Had a lovely quiet holiday weekend, but did enjoy my first outing in a couple of months on Christmas day. Was super blessed to have such understanding and considerate friends and that the Lord gave me just enough strength and relief to be able to really enjoy the day! Praise God!
Our friends came to pick us up and brought us back later in the evening. We got to spend a quiet and fun evening with the 2 of them in their new flat. There was a wonderful roast dinner of a Cornish Game Hen each, stuffed with an incredibly good wild rice stuffing. Green bean casserole and freshly baked bread were also on the menu, as was homemade mulled wine.
Although I’ve been in bed for the last couple of days since, today I felt quite good generally. Just my hips and coccyx tried to kill me each time I stood up. So much pain! I washed a few dishes this evening and tried to make a rice salad for dinner, had to stop and get back to bed in the middle as I got so weak and dizzy and felt I would collapse… Of course my sister finished off the dinner for us. So glad to have her here!
Then by 9-ish pm I was utterly exhausted again and had to lie down. I think I managed to fall asleep by around ten and slept for only an hour. Woke with the left side of my body numb and tingling… Like Pins and needles on steroids. Left arm and leg. Dead. So my sis suggested I sit up in bed to help the blood flow back to my limbs, it did help, and here I am at 2 am still awake…
Last night I also lost feeling in my left leg. I also had to sleep by ten and slept until ten this morning! Struggling to wake up in the mornings, not like me to sleep so late in the day. My mind has been all over the place too. Hard to form sentences at times, I’m forgetting words, or what I’m saying mid-sentence, it’s frustrating. Safe to say I’m in some sort of flare within a flare.

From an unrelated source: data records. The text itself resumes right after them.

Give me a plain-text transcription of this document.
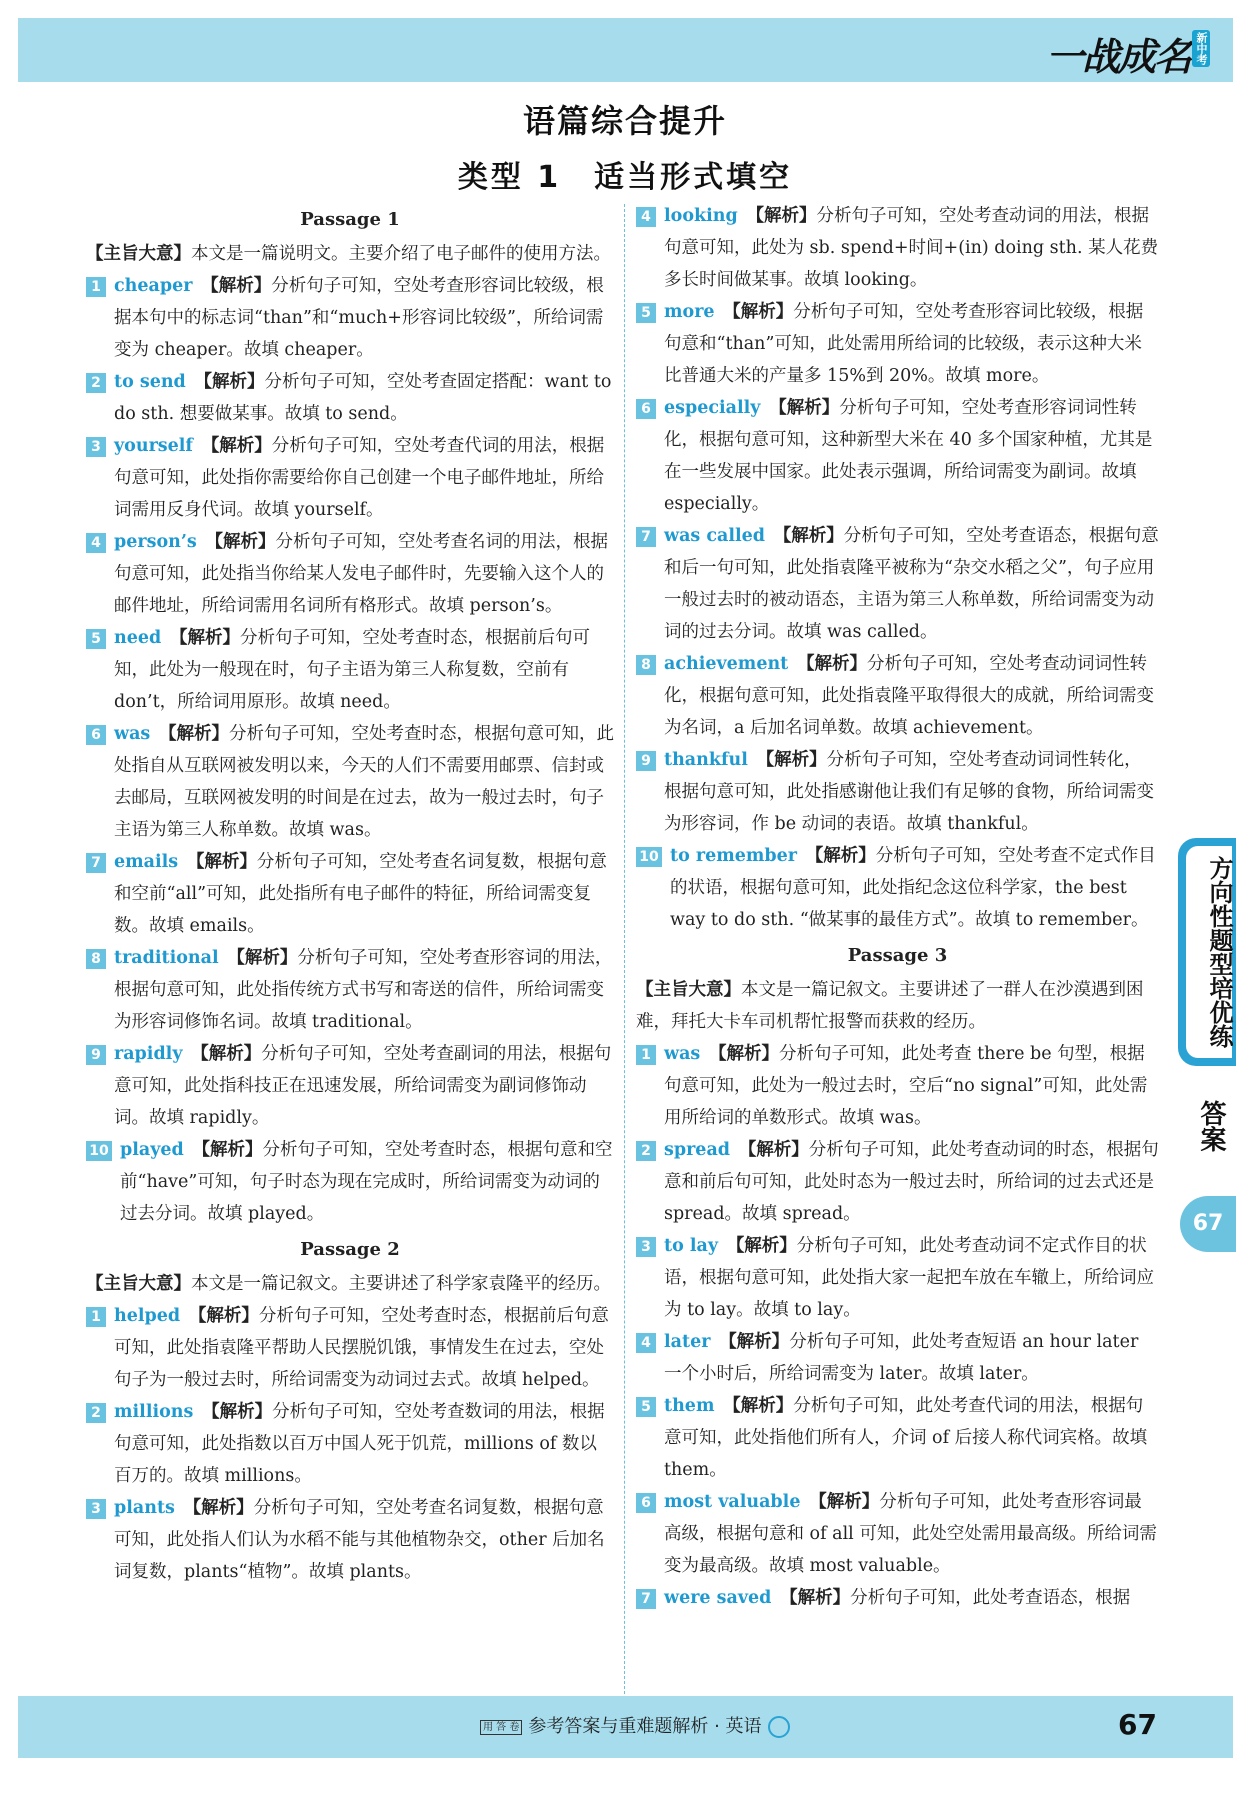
一战成名 新中考
语篇综合提升
类型 1　适当形式填空
Passage 1

【主旨大意】本文是一篇说明文。主要介绍了电子邮件的使用方法。

1 cheaper　 【解析】分析句子可知，空处考查形容词比较级，根据本句中的标志词“than”和“much+形容词比较级”，所给词需变为 cheaper。故填 cheaper。

2 to send　 【解析】分析句子可知，空处考查固定搭配：want to do sth. 想要做某事。故填 to send。

3 yourself　 【解析】分析句子可知，空处考查代词的用法，根据句意可知，此处指你需要给你自己创建一个电子邮件地址，所给词需用反身代词。故填 yourself。

4 person’s　 【解析】分析句子可知，空处考查名词的用法，根据句意可知，此处指当你给某人发电子邮件时，先要输入这个人的邮件地址，所给词需用名词所有格形式。故填 person’s。

5 need　 【解析】分析句子可知，空处考查时态，根据前后句可知，此处为一般现在时，句子主语为第三人称复数，空前有 don’t，所给词用原形。故填 need。

6 was　 【解析】分析句子可知，空处考查时态，根据句意可知，此处指自从互联网被发明以来，今天的人们不需要用邮票、信封或去邮局，互联网被发明的时间是在过去，故为一般过去时，句子主语为第三人称单数。故填 was。

7 emails　 【解析】分析句子可知，空处考查名词复数，根据句意和空前“all”可知，此处指所有电子邮件的特征，所给词需变复数。故填 emails。

8 traditional　 【解析】分析句子可知，空处考查形容词的用法，根据句意可知，此处指传统方式书写和寄送的信件，所给词需变为形容词修饰名词。故填 traditional。

9 rapidly　 【解析】分析句子可知，空处考查副词的用法，根据句意可知，此处指科技正在迅速发展，所给词需变为副词修饰动词。故填 rapidly。

10 played　 【解析】分析句子可知，空处考查时态，根据句意和空前“have”可知，句子时态为现在完成时，所给词需变为动词的过去分词。故填 played。

Passage 2

【主旨大意】本文是一篇记叙文。主要讲述了科学家袁隆平的经历。

1 helped　 【解析】分析句子可知，空处考查时态，根据前后句意可知，此处指袁隆平帮助人民摆脱饥饿，事情发生在过去，空处句子为一般过去时，所给词需变为动词过去式。故填 helped。

2 millions　 【解析】分析句子可知，空处考查数词的用法，根据句意可知，此处指数以百万中国人死于饥荒，millions of 数以百万的。故填 millions。

3 plants　 【解析】分析句子可知，空处考查名词复数，根据句意可知，此处指人们认为水稻不能与其他植物杂交，other 后加名词复数，plants“植物”。故填 plants。

4 looking　 【解析】分析句子可知，空处考查动词的用法，根据句意可知，此处为 sb. spend+时间+(in) doing sth. 某人花费多长时间做某事。故填 looking。

5 more　 【解析】分析句子可知，空处考查形容词比较级，根据句意和“than”可知，此处需用所给词的比较级，表示这种大米比普通大米的产量多 15%到 20%。故填 more。

6 especially　 【解析】分析句子可知，空处考查形容词词性转化，根据句意可知，这种新型大米在 40 多个国家种植，尤其是在一些发展中国家。此处表示强调，所给词需变为副词。故填 especially。

7 was called　 【解析】分析句子可知，空处考查语态，根据句意和后一句可知，此处指袁隆平被称为“杂交水稻之父”，句子应用一般过去时的被动语态，主语为第三人称单数，所给词需变为动词的过去分词。故填 was called。

8 achievement　 【解析】分析句子可知，空处考查动词词性转化，根据句意可知，此处指袁隆平取得很大的成就，所给词需变为名词，a 后加名词单数。故填 achievement。

9 thankful　 【解析】分析句子可知，空处考查动词词性转化，根据句意可知，此处指感谢他让我们有足够的食物，所给词需变为形容词，作 be 动词的表语。故填 thankful。

10 to remember　 【解析】分析句子可知，空处考查不定式作目的状语，根据句意可知，此处指纪念这位科学家，the best way to do sth. “做某事的最佳方式”。故填 to remember。

Passage 3

【主旨大意】本文是一篇记叙文。主要讲述了一群人在沙漠遇到困难，拜托大卡车司机帮忙报警而获救的经历。

1 was　 【解析】分析句子可知，此处考查 there be 句型，根据句意可知，此处为一般过去时，空后“no signal”可知，此处需用所给词的单数形式。故填 was。

2 spread　 【解析】分析句子可知，此处考查动词的时态，根据句意和前后句可知，此处时态为一般过去时，所给词的过去式还是 spread。故填 spread。

3 to lay　 【解析】分析句子可知，此处考查动词不定式作目的状语，根据句意可知，此处指大家一起把车放在车辙上，所给词应为 to lay。故填 to lay。

4 later　 【解析】分析句子可知，此处考查短语 an hour later 一个小时后，所给词需变为 later。故填 later。

5 them　 【解析】分析句子可知，此处考查代词的用法，根据句意可知，此处指他们所有人，介词 of 后接人称代词宾格。故填 them。

6 most valuable　 【解析】分析句子可知，此处考查形容词最高级，根据句意和 of all 可知，此处空处需用最高级。所给词需变为最高级。故填 most valuable。

7 were saved　 【解析】分析句子可知，此处考查语态，根据

方向性题型培优练
答案
67
用 答 卷 参考答案与重难题解析 · 英语	67
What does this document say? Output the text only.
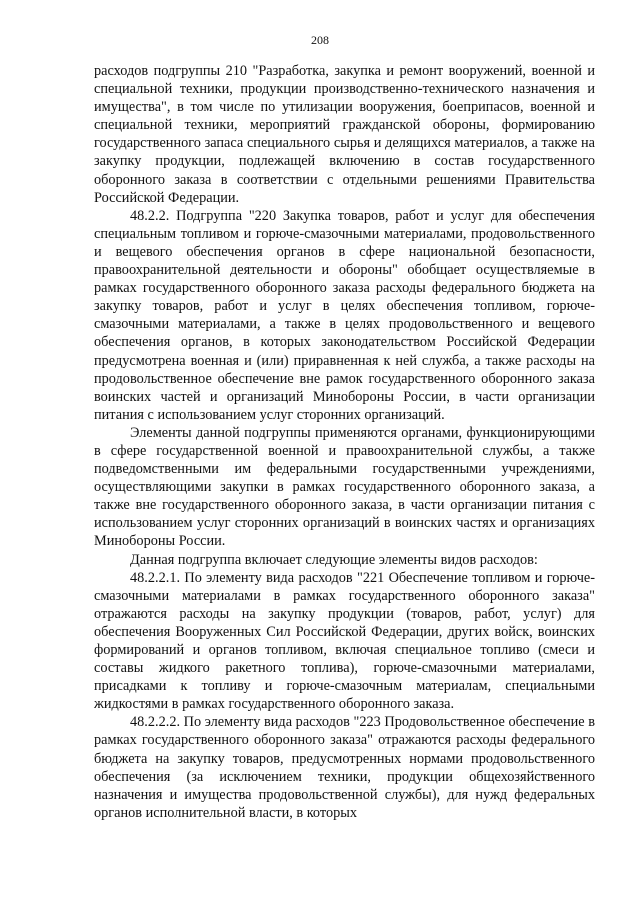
208

расходов подгруппы 210 "Разработка, закупка и ремонт вооружений, военной и специальной техники, продукции производственно-технического назначения и имущества", в том числе по утилизации вооружения, боеприпасов, военной и специальной техники, мероприятий гражданской обороны, формированию государственного запаса специального сырья и делящихся материалов, а также на закупку продукции, подлежащей включению в состав государственного оборонного заказа в соответствии с отдельными решениями Правительства Российской Федерации.

48.2.2. Подгруппа "220 Закупка товаров, работ и услуг для обеспечения специальным топливом и горюче-смазочными материалами, продовольственного и вещевого обеспечения органов в сфере национальной безопасности, правоохранительной деятельности и обороны" обобщает осуществляемые в рамках государственного оборонного заказа расходы федерального бюджета на закупку товаров, работ и услуг в целях обеспечения топливом, горюче-смазочными материалами, а также в целях продовольственного и вещевого обеспечения органов, в которых законодательством Российской Федерации предусмотрена военная и (или) приравненная к ней служба, а также расходы на продовольственное обеспечение вне рамок государственного оборонного заказа воинских частей и организаций Минобороны России, в части организации питания с использованием услуг сторонних организаций.

Элементы данной подгруппы применяются органами, функционирующими в сфере государственной военной и правоохранительной службы, а также подведомственными им федеральными государственными учреждениями, осуществляющими закупки в рамках государственного оборонного заказа, а также вне государственного оборонного заказа, в части организации питания с использованием услуг сторонних организаций в воинских частях и организациях Минобороны России.

Данная подгруппа включает следующие элементы видов расходов:

48.2.2.1. По элементу вида расходов "221 Обеспечение топливом и горюче-смазочными материалами в рамках государственного оборонного заказа" отражаются расходы на закупку продукции (товаров, работ, услуг) для обеспечения Вооруженных Сил Российской Федерации, других войск, воинских формирований и органов топливом, включая специальное топливо (смеси и составы жидкого ракетного топлива), горюче-смазочными материалами, присадками к топливу и горюче-смазочным материалам, специальными жидкостями в рамках государственного оборонного заказа.

48.2.2.2. По элементу вида расходов "223 Продовольственное обеспечение в рамках государственного оборонного заказа" отражаются расходы федерального бюджета на закупку товаров, предусмотренных нормами продовольственного обеспечения (за исключением техники, продукции общехозяйственного назначения и имущества продовольственной службы), для нужд федеральных органов исполнительной власти, в которых
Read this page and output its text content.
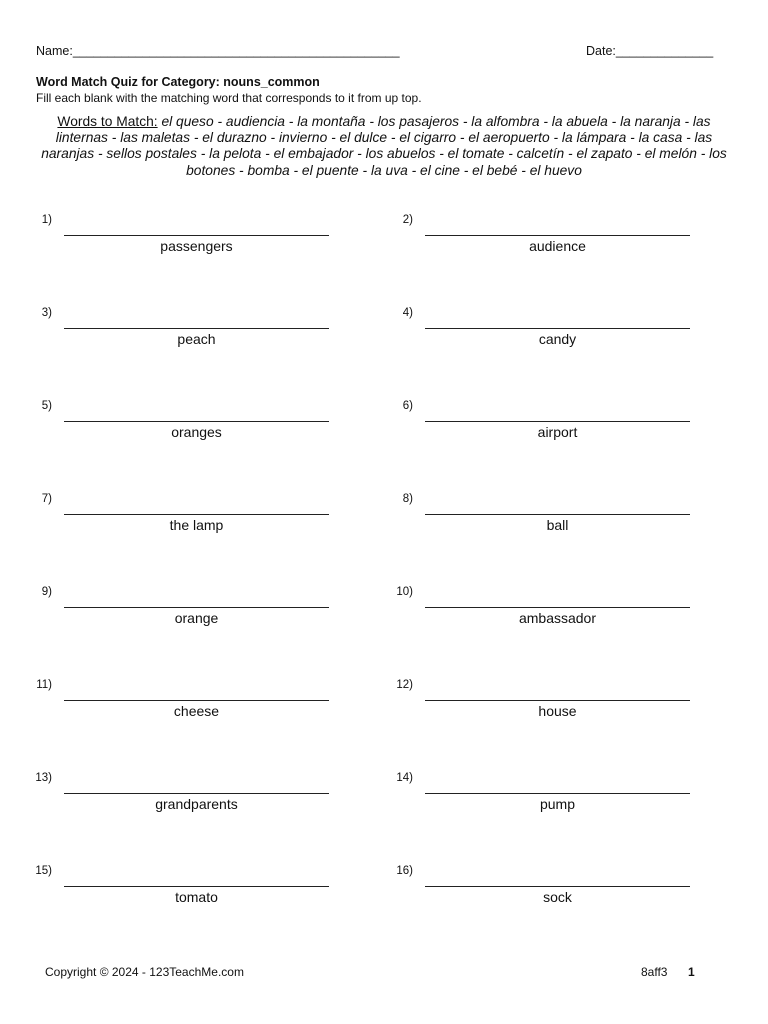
Name:_______________________________________________	Date:______________
Word Match Quiz for Category: nouns_common
Fill each blank with the matching word that corresponds to it from up top.
Words to Match: el queso - audiencia - la montaña - los pasajeros - la alfombra - la abuela - la naranja - las linternas - las maletas - el durazno - invierno - el dulce - el cigarro - el aeropuerto - la lámpara - la casa - las naranjas - sellos postales - la pelota - el embajador - los abuelos - el tomate - calcetín - el zapato - el melón - los botones - bomba - el puente - la uva - el cine - el bebé - el huevo
1)
passengers
2)
audience
3)
peach
4)
candy
5)
oranges
6)
airport
7)
the lamp
8)
ball
9)
orange
10)
ambassador
11)
cheese
12)
house
13)
grandparents
14)
pump
15)
tomato
16)
sock
Copyright © 2024 - 123TeachMe.com	8aff3 1
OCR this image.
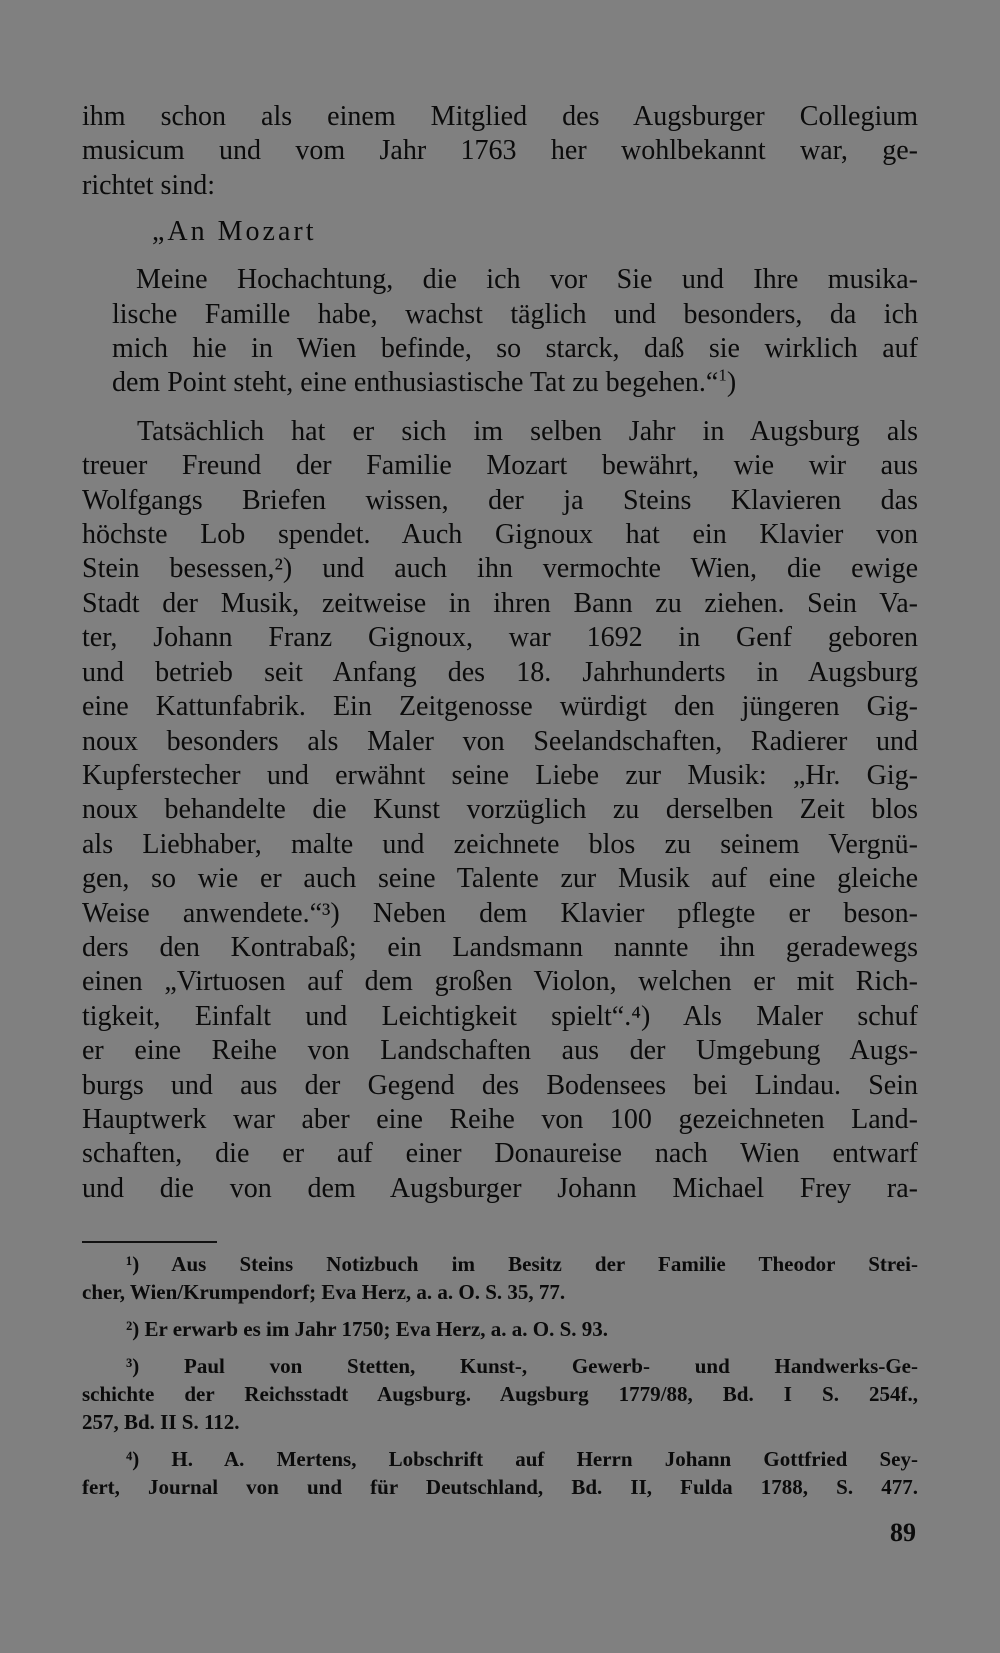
ihm schon als einem Mitglied des Augsburger Collegium
musicum und vom Jahr 1763 her wohlbekannt war, ge-
richtet sind:

„An Mozart

Meine Hochachtung, die ich vor Sie und Ihre musika-
lische Famille habe, wachst täglich und besonders, da ich
mich hie in Wien befinde, so starck, daß sie wirklich auf
dem Point steht, eine enthusiastische Tat zu begehen.“$^1$)

Tatsächlich hat er sich im selben Jahr in Augsburg als
treuer Freund der Familie Mozart bewährt, wie wir aus
Wolfgangs Briefen wissen, der ja Steins Klavieren das
höchste Lob spendet. Auch Gignoux hat ein Klavier von
Stein besessen,²) und auch ihn vermochte Wien, die ewige
Stadt der Musik, zeitweise in ihren Bann zu ziehen. Sein Va-
ter, Johann Franz Gignoux, war 1692 in Genf geboren
und betrieb seit Anfang des 18. Jahrhunderts in Augsburg
eine Kattunfabrik. Ein Zeitgenosse würdigt den jüngeren Gig-
noux besonders als Maler von Seelandschaften, Radierer und
Kupferstecher und erwähnt seine Liebe zur Musik: „Hr. Gig-
noux behandelte die Kunst vorzüglich zu derselben Zeit blos
als Liebhaber, malte und zeichnete blos zu seinem Vergnü-
gen, so wie er auch seine Talente zur Musik auf eine gleiche
Weise anwendete.“³) Neben dem Klavier pflegte er beson-
ders den Kontrabaß; ein Landsmann nannte ihn geradewegs
einen „Virtuosen auf dem großen Violon, welchen er mit Rich-
tigkeit, Einfalt und Leichtigkeit spielt“.⁴) Als Maler schuf
er eine Reihe von Landschaften aus der Umgebung Augs-
burgs und aus der Gegend des Bodensees bei Lindau. Sein
Hauptwerk war aber eine Reihe von 100 gezeichneten Land-
schaften, die er auf einer Donaureise nach Wien entwarf
und die von dem Augsburger Johann Michael Frey ra-

¹) Aus Steins Notizbuch im Besitz der Familie Theodor Strei-
cher, Wien/Krumpendorf; Eva Herz, a. a. O. S. 35, 77.
²) Er erwarb es im Jahr 1750; Eva Herz, a. a. O. S. 93.
³) Paul von Stetten, Kunst-, Gewerb- und Handwerks-Ge-
schichte der Reichsstadt Augsburg. Augsburg 1779/88, Bd. I S. 254f.,
257, Bd. II S. 112.
⁴) H. A. Mertens, Lobschrift auf Herrn Johann Gottfried Sey-
fert, Journal von und für Deutschland, Bd. II, Fulda 1788, S. 477.
89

Spending my time in bed colouring, surfing Internet, Netflix and daydreaming… Also known as recovery mode or what I like to call vegging. Minimum exertion activities. And by minimum exertion I mean activities that require little to no brain or body exertion! Typing is exhausting. And I’m getting sleepy again too… By the way, I haven’t showered in days, so I haven’t taken any new photos in a while. I’m hoping tomorrow can be a shower day!
Sweet dreams all. xx
A couple of days ago we had some gorgeous sun after a few dark and dreary days… Here I’d just got up and was getting dressed when I realised how warm the sun was and decided to sit right there and collect some sunshine D! Only managed ten minutes in that chair, but it was lovely and warm.
My flat is so tiny, here I’m sitting right in the middle, halfway to the bathroom (top right), kitchen (behind me) and my bed (on the left side where photo is being taken from)… You might be able to see my walking frame standing on the right side of me too…
I love the sunshine so much, the warmth really brings a sense of wellbeing and eases the aches a bit. Not looking forward to a long winter, but it will make those sunny moment that much more amazing!!
Hopefully you can’t tell how horribly hairy my legs are or how one has been partially epilated while the other remains fully furry! Just had to stop after three lines up my leg… Take it in shifts. Might do some more today actually.
I know it’s not necessary, like painting ones nails, but it does make you feel better… Well, it makes me feel better anyway. Still hate seeing how my legs have deconditioned so much, no shape, no tone or muscle, just skin and bones which are now easily felt – it’s grosses me out that I can feel my own skeleton!! lol… But I know that one day I’ll be able to do a bit more activity and rebuild my muscles again. Till then it’s a matter of making sure I don’t lose them completely and then lose the ability to move myself.
So Maintaining movement, however little it might be now, to keep the joints and muscles as mobile and strong as I can now. Without overdoing things and making my general wellbeing worse. It’s a fine balancing act trying not to boom and bust… I tend to do too much and crash.
So grateful for all the help I get at home (my sis) and through the NHS (my therapist). PraiseGod!
When unforeseen problems force me to go out despite severe ME/cfs, things can get pretty rough.
I had to go out today, needed to send off some paperwork, but my printer ran out of ink again - just changed it about two weeks ago! I needed to print off a load of sheets, so I had to take a bus to get that done at one place, then off on another bus to find a post office to send it.
By the time I got to post office my legs were not working properly anymore, it was like I was wading through lead or mercury, let's just say Nutella (have to keep things positive!). I had shooting pains all over the place, so was reduced to waddling at snails pace (seriously) at one point I thought I wouldn't make it across the road, but the bus driver was patient and waited for me to get safely out of his/her way.